Kenya Pipeline Company PLC (KPC) has issued a cautionary announcement to the market, disclosing that Lebanese contractor Zakhem International Construction (ZIC) has filed a fresh suit against it at the High Court in Milimani (HCCOMM E346 of 2026). The claim is steep: USD 84.1 million — roughly KES 10.8 billion — and the timing could hardly be more awkward.
What Zakhem is claiming
The dispute stems from the contract for the procurement, construction, testing, and Commissioning of the Line 1 Replacement Project, the Mombasa–Nairobi artery that is the backbone of the country’s fuel supply. ZIC says KPC has failed to pay it on two counts: USD 19.04 million in extension-of-time claims and USD 65.08 million in interest on delayed payments, for a combined demand of USD 84,117,441.16.
KPC isn’t conceding. The board says that, on preliminary legal advice, it has credible legal and factual grounds to contest the claim, will defend the proceedings, and has instructed its advocates accordingly. It stresses that the matter does not affect the company’s strategic focus, operational stability, or financial position. The announcement, signed by Company Secretary Flora Okoth and issued with Capital Markets Authority approval, is explicitly not an admission of liability.
This is no bolt from the blue. It is the latest salvo in a decade-long war that traces back to 2014, when Zakhem won the roughly USD 484.5 million (KES 63 billion) contract to lay the new Mombasa–Nairobi line. The relationship has since curdled into a tangle of disputes — including the 2018 Ecobank suit that dragged KPC into a USD 52 million debt recovery action over a financing arrangement it never signed, and a KES 485 million garnishee order already secured by Zakhem over the related Line V works. Court records suggest KPC has already bled billions of shillings in interest as the cases grind through Kenya’s notoriously slow commercial courts. Regular readers will recall we flagged this as part of KPC’s “KES 63 billion crisis” earlier this year.
Why Investors Should Be Concerned About The KPC – Zakheem Lawsuit.
KPC is no longer a sleepy parastatal; it was listed on the NSE in early 2026 after the government sold a 65% stake in the country’s first IPO in a decade, putting the stock into the hands of thousands of ordinary Kenyans and institutions. Proceeds are earmarked to seed the new National Infrastructure Fund, now bankrolling key government projects like the JKIA upgrade.

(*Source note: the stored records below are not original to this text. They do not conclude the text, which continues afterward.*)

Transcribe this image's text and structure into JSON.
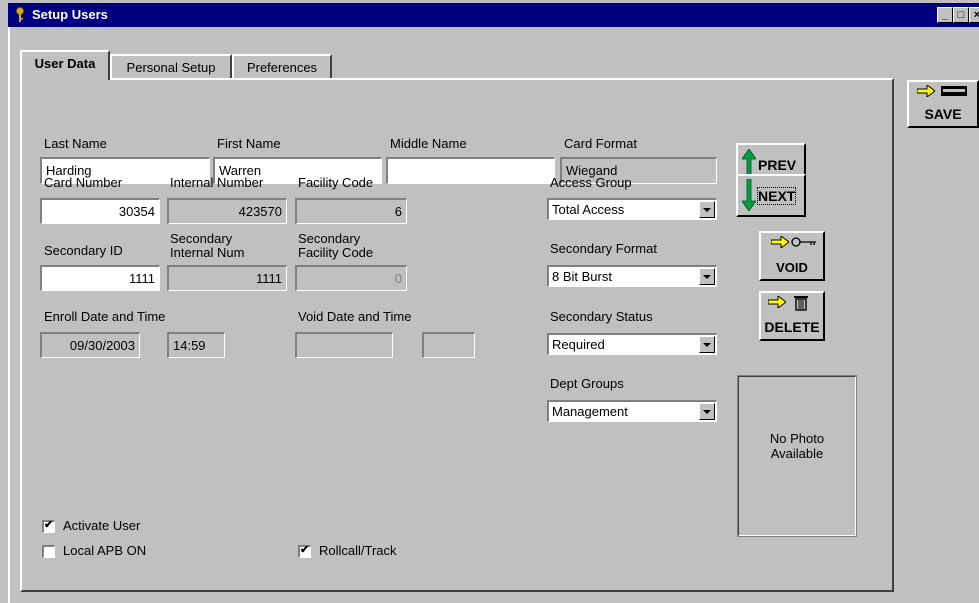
{
  "window": {
    "title": "Setup Users",
    "min_glyph": "_",
    "max_glyph": "□",
    "close_glyph": "×"
  },
  "tabs": [
    {
      "label": "User Data",
      "active": true
    },
    {
      "label": "Personal Setup",
      "active": false
    },
    {
      "label": "Preferences",
      "active": false
    }
  ],
  "name": {
    "last_label": "Last Name",
    "last_value": "Harding",
    "first_label": "First Name",
    "first_value": "Warren",
    "middle_label": "Middle Name",
    "middle_value": "",
    "card_format_label": "Card Format",
    "card_format_value": "Wiegand"
  },
  "card": {
    "card_number_label": "Card Number",
    "card_number_value": "30354",
    "internal_number_label": "Internal Number",
    "internal_number_value": "423570",
    "facility_code_label": "Facility Code",
    "facility_code_value": "6",
    "secondary_id_label": "Secondary ID",
    "secondary_id_value": "1111",
    "secondary_internal_label_1": "Secondary",
    "secondary_internal_label_2": "Internal Num",
    "secondary_internal_value": "1111",
    "secondary_facility_label_1": "Secondary",
    "secondary_facility_label_2": "Facility Code",
    "secondary_facility_value": "0"
  },
  "dates": {
    "enroll_label": "Enroll Date and Time",
    "enroll_date": "09/30/2003",
    "enroll_time": "14:59",
    "void_label": "Void Date and Time",
    "void_date": "",
    "void_time": ""
  },
  "selects": {
    "access_group_label": "Access Group",
    "access_group_value": "Total Access",
    "secondary_format_label": "Secondary Format",
    "secondary_format_value": "8 Bit Burst",
    "secondary_status_label": "Secondary Status",
    "secondary_status_value": "Required",
    "dept_groups_label": "Dept Groups",
    "dept_groups_value": "Management"
  },
  "buttons": {
    "prev": "PREV",
    "next": "NEXT",
    "void": "VOID",
    "delete": "DELETE",
    "save": "SAVE"
  },
  "photo": {
    "line1": "No Photo",
    "line2": "Available"
  },
  "checkboxes": {
    "activate_user": {
      "label": "Activate User",
      "checked": true
    },
    "local_apb": {
      "label": "Local APB ON",
      "checked": false
    },
    "rollcall": {
      "label": "Rollcall/Track",
      "checked": true
    }
  },
  "colors": {
    "titlebar": "#000080",
    "face": "#c0c0c0",
    "prev_arrow": "#00a040",
    "next_arrow": "#00a040",
    "pointer_arrow": "#ffff00"
  },
  "icons": [
    "app-key-icon",
    "up-arrow-icon",
    "down-arrow-icon",
    "key-icon",
    "trash-icon",
    "card-icon",
    "pointer-arrow-icon"
  ]
}
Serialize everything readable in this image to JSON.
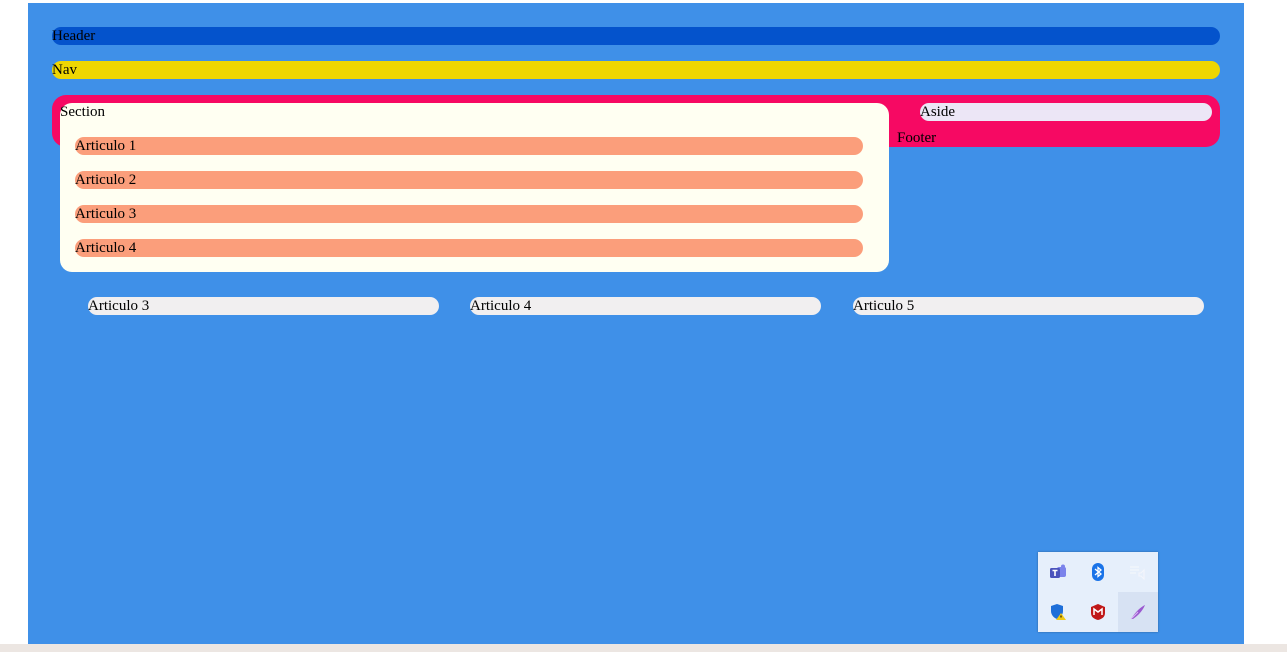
{
  "header": {
    "label": "Header"
  },
  "nav": {
    "label": "Nav"
  },
  "section": {
    "label": "Section",
    "articles": [
      {
        "label": "Articulo 1"
      },
      {
        "label": "Articulo 2"
      },
      {
        "label": "Articulo 3"
      },
      {
        "label": "Articulo 4"
      }
    ]
  },
  "aside": {
    "label": "Aside"
  },
  "footer": {
    "label": "Footer"
  },
  "bottom_articles": [
    {
      "label": "Articulo 3"
    },
    {
      "label": "Articulo 4"
    },
    {
      "label": "Articulo 5"
    }
  ],
  "tray": {
    "icons": [
      "teams-icon",
      "bluetooth-icon",
      "display-sound-icon",
      "security-warning-icon",
      "mcafee-icon",
      "pen-icon"
    ]
  },
  "colors": {
    "page_bg": "#3f90e8",
    "header": "#0453cc",
    "nav": "#eed602",
    "main": "#f60963",
    "section": "#fffff2",
    "article": "#fb9e7b",
    "aside": "#ece6f6",
    "bottom_article": "#f1eff0"
  }
}
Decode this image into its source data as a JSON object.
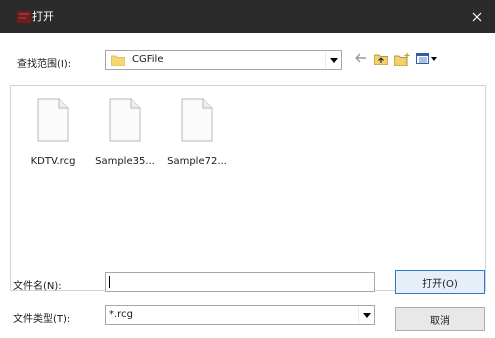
{
  "window": {
    "title": "打开",
    "close_glyph": "×"
  },
  "lookin": {
    "label": "查找范围(I):",
    "value": "CGFile"
  },
  "files": [
    {
      "name": "KDTV.rcg"
    },
    {
      "name": "Sample35..."
    },
    {
      "name": "Sample72..."
    }
  ],
  "filename": {
    "label": "文件名(N):",
    "value": ""
  },
  "filetype": {
    "label": "文件类型(T):",
    "value": "*.rcg"
  },
  "buttons": {
    "open": "打开(O)",
    "cancel": "取消"
  }
}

So when KPC’s own board advises shareholders and investors to exercise caution when dealing in the company’s securities pending resolution, that warning lands directly on a freshly minted retail register. The legal exposure was always flagged in the privatisation paperwork. Parliament put KPC’s pending-lawsuit liabilities at around KES 5.75 billion before listing, but a live USD 84 million claim crystallises a risk that buyers were asked to price in only on paper.
The bottom line: KPC insists this changes nothing operationally, and a cautionary announcement is a disclosure, not a verdict. But for a newly public company still earning the market’s trust, a fresh ten-figure claim from an old adversary is exactly the kind of overhang that tests investor patience, and the share price, long before any judge rules.